Un pistolet automatique (PA) de marque Tokarev. © frontovik.net

Un pistolet automatique (PA) de marque Tokarev. © frontovik.net

 

Visiblement bien au fait de cette affaire qui date de plusieurs mois, l’hebdomadaire La Calotte (n°88) rapporte, dans sa publication du 27 août courant, une mystérieuse disparation d’armes de fonction à la prison centrale de Libreville.
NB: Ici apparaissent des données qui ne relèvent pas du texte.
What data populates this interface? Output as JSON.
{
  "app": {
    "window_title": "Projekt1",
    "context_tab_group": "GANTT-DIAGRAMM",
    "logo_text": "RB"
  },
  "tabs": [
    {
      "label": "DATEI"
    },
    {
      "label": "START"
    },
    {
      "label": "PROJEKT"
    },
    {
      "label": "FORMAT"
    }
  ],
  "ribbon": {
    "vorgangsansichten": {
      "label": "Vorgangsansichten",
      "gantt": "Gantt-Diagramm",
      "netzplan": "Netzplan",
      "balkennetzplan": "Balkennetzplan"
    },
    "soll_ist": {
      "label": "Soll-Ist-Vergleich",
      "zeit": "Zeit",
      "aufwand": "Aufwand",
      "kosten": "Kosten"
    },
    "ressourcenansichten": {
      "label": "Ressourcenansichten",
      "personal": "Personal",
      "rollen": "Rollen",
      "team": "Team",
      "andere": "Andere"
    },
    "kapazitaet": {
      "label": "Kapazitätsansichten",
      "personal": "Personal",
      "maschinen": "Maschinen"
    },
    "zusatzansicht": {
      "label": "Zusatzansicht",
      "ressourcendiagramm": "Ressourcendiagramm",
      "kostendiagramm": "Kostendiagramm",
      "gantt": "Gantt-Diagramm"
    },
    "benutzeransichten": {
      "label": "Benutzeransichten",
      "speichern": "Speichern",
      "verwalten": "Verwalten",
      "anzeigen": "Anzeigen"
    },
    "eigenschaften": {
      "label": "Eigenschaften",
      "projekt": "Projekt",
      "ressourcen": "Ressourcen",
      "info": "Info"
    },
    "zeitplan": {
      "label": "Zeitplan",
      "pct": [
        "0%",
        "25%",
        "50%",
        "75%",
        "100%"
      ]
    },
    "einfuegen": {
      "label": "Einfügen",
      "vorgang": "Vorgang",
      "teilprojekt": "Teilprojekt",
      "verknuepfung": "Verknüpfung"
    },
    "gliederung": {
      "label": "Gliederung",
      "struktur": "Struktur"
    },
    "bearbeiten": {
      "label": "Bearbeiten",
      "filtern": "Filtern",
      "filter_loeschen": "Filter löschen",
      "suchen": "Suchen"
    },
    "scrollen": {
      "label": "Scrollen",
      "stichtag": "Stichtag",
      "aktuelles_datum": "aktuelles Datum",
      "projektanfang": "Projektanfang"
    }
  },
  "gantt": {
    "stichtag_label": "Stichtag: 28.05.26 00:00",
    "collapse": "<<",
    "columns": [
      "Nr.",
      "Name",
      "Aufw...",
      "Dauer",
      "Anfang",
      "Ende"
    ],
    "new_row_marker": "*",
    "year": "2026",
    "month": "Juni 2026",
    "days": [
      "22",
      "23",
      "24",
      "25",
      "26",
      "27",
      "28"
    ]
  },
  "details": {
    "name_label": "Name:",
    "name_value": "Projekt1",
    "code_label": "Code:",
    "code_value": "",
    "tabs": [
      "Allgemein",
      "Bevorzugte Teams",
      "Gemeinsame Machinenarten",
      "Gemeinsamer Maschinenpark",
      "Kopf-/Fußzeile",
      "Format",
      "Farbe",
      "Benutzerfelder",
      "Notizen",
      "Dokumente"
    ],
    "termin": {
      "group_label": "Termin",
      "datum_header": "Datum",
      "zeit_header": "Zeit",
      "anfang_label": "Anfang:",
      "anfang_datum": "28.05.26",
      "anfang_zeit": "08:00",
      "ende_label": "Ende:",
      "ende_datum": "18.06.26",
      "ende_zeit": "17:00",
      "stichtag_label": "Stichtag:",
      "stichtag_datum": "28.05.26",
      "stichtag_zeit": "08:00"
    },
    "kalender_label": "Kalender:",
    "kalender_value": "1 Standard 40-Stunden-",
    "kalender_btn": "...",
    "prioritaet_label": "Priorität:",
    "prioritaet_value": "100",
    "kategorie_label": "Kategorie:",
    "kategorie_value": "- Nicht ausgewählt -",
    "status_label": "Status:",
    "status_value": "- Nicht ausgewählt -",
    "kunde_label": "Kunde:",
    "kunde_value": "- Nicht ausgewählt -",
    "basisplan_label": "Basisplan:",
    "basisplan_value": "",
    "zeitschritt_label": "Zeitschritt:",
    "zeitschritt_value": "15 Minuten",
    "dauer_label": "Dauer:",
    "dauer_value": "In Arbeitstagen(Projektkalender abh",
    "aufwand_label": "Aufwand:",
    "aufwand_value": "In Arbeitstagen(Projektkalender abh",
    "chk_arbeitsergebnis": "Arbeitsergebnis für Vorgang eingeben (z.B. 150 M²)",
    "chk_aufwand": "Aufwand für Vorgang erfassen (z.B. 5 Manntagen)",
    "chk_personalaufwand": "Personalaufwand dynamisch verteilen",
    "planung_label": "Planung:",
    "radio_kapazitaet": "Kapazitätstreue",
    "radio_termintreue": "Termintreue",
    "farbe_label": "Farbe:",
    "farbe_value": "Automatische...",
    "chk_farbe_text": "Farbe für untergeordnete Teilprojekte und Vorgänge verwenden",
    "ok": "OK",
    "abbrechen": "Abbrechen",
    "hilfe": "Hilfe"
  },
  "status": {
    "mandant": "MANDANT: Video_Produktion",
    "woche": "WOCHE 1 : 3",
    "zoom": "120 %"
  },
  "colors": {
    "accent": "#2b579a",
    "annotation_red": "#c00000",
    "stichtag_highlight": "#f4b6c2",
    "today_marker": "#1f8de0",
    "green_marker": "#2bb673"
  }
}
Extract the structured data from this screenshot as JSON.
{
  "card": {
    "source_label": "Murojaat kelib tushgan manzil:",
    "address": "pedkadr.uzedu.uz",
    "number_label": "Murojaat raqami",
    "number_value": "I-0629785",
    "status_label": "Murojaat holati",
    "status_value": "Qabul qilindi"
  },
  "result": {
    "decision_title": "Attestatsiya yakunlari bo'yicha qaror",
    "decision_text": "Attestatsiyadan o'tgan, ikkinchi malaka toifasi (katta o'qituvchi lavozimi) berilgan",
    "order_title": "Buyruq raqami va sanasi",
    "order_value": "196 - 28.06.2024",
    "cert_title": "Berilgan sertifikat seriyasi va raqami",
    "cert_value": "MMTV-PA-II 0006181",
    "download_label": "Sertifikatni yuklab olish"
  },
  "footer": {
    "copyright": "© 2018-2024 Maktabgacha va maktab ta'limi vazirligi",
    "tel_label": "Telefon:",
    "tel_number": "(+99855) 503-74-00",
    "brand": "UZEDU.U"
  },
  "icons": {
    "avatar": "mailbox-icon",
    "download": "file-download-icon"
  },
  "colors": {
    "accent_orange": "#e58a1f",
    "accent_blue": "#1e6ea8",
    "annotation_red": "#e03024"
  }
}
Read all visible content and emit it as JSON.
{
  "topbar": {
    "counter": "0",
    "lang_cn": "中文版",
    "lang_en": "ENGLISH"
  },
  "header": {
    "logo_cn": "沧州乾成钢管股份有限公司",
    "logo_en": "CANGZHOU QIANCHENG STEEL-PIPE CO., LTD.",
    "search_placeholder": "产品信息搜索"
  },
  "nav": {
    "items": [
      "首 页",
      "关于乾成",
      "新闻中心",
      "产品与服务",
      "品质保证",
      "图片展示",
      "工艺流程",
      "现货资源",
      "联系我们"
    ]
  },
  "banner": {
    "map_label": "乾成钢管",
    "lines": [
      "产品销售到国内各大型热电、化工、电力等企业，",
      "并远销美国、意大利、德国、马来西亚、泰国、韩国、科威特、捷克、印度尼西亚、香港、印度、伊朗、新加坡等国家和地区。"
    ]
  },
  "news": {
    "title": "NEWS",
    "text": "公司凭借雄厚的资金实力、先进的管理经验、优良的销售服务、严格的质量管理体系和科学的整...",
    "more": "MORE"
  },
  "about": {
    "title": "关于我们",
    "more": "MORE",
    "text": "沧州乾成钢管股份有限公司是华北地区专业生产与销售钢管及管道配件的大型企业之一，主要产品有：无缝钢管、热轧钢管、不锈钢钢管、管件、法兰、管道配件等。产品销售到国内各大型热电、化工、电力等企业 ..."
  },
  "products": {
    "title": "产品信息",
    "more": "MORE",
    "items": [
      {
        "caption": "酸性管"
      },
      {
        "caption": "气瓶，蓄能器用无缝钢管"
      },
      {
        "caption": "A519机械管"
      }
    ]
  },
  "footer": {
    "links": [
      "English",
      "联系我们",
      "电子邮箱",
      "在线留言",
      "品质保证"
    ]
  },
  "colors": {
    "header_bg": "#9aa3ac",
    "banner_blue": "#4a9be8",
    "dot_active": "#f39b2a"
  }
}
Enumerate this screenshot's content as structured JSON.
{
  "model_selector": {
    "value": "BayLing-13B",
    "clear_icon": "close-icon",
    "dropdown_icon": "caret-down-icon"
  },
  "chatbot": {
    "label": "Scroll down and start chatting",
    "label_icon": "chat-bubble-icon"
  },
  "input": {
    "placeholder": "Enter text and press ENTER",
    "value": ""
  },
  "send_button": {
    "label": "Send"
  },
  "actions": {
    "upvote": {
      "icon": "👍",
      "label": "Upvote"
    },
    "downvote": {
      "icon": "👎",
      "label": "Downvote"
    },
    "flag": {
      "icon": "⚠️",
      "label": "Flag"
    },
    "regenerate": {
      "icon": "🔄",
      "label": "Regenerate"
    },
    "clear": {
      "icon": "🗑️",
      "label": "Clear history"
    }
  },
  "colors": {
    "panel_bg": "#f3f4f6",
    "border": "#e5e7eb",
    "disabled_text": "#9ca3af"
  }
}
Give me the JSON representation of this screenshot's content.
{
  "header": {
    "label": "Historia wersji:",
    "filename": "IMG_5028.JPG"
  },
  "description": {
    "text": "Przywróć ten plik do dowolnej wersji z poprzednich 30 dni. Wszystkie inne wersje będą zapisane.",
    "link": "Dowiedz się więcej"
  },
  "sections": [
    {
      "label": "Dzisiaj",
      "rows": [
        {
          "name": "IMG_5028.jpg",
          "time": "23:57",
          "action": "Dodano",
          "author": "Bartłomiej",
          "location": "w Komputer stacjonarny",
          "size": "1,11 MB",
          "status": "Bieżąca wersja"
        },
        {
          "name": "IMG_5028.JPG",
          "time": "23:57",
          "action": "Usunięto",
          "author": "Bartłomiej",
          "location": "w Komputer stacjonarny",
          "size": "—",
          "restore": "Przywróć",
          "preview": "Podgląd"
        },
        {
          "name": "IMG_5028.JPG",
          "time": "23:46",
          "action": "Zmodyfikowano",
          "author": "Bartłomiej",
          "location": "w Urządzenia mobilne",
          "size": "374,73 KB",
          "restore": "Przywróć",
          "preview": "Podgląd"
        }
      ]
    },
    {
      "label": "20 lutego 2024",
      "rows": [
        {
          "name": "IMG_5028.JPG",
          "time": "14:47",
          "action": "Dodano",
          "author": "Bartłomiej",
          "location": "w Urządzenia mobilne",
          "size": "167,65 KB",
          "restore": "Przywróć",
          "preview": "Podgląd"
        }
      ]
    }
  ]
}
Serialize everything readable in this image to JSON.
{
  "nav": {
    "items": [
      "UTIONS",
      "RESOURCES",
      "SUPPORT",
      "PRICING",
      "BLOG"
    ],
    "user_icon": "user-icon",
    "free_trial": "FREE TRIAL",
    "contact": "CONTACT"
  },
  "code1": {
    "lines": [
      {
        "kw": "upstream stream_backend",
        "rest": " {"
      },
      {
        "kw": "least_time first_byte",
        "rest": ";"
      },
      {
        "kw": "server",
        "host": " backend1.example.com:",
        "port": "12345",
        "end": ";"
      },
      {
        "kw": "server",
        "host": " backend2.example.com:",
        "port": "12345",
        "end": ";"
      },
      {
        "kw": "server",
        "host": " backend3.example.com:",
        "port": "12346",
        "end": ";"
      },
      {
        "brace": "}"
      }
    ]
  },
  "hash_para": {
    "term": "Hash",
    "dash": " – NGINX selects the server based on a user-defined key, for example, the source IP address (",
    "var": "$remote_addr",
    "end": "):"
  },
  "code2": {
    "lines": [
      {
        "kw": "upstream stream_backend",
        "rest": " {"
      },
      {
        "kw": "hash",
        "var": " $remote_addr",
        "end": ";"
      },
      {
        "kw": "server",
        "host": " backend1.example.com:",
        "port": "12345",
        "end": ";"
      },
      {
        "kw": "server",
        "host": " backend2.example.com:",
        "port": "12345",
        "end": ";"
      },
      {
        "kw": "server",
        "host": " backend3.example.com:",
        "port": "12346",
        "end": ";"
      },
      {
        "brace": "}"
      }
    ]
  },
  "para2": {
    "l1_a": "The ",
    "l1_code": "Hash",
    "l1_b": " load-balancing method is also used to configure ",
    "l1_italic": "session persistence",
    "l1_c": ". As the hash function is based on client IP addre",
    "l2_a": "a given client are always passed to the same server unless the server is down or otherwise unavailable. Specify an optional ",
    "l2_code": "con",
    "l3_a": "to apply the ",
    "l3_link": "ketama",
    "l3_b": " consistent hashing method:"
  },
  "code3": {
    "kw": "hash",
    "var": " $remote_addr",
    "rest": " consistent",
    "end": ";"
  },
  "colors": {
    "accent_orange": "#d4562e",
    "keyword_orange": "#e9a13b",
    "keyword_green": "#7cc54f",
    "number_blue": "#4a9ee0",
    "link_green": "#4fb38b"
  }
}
Habituée, ces dernières années, à des frasques qui ont notamment conduit à plus d’un remplacement au niveau du commandement en chef de la sécurité pénitentiaire, la prison centrale semble se complaire dans la mauvaise image qu’elle renvoie. Pour certains, ses premiers responsables aiment à entretenir le mystère autour des affaires qui touchent au fonctionnement de son administration, à la situation des détenus et même des matons. Or, de ce que croit savoir La Calotte, les choses sont bien plus graves et nécessitent que toute la lumière soit faite sur la dernière affaire : «la disparation d’armes à feu».

De fait, rapporte-t-on, «un pistolet automatique (PA) de marque Tokarev, immatriculé n°20020144/66, avec des munitions du chargeur de 5 balles de 9 mm ; une arme à feu, de même type immatriculée n°2001973/99, avec un chargeur garni de 8 balles de 9 mm» ont tout bonnement disparu, sans qu’on ne sache s’ils l’ont été dans l’enceinte de l’institution carcérale ou dans les domiciles des matons concernés. Pourtant, à ce qu’il semble, les responsables de la prison ne s’en inquiètent pas outre mesure. Pis : la disparition des pistolets automatiques qui, prétend-on, «font partie de la dotation du 17 janvier 2012», semble ne pas inquiéter leurs personnes concernées, à savoir : «un agent détaché auprès du parquet de la République, près le tribunal de première instance de Libreville» et un autre, qui aurait agi pour le compte de deux détenus.

Des «révélations» plutôt graves que notre confrère dit tenir d’«une source autorisée» selon laquelle la deuxième arme aurait été récupérée par un mystérieux procureur adjoint à la prison centrale, sans qu’aucune preuve de cette transaction n’apparaisse dans aucun dossier. Loin d’être amusante, cette histoire pose un problème de sécurité publique et suscite des interrogations sur une éventuelle circulation d’armes à feu dans la ville. D’où la nécessité pour l’administration mise en cause de s’expliquer en vue de faire toute la lumière sur cette affaire.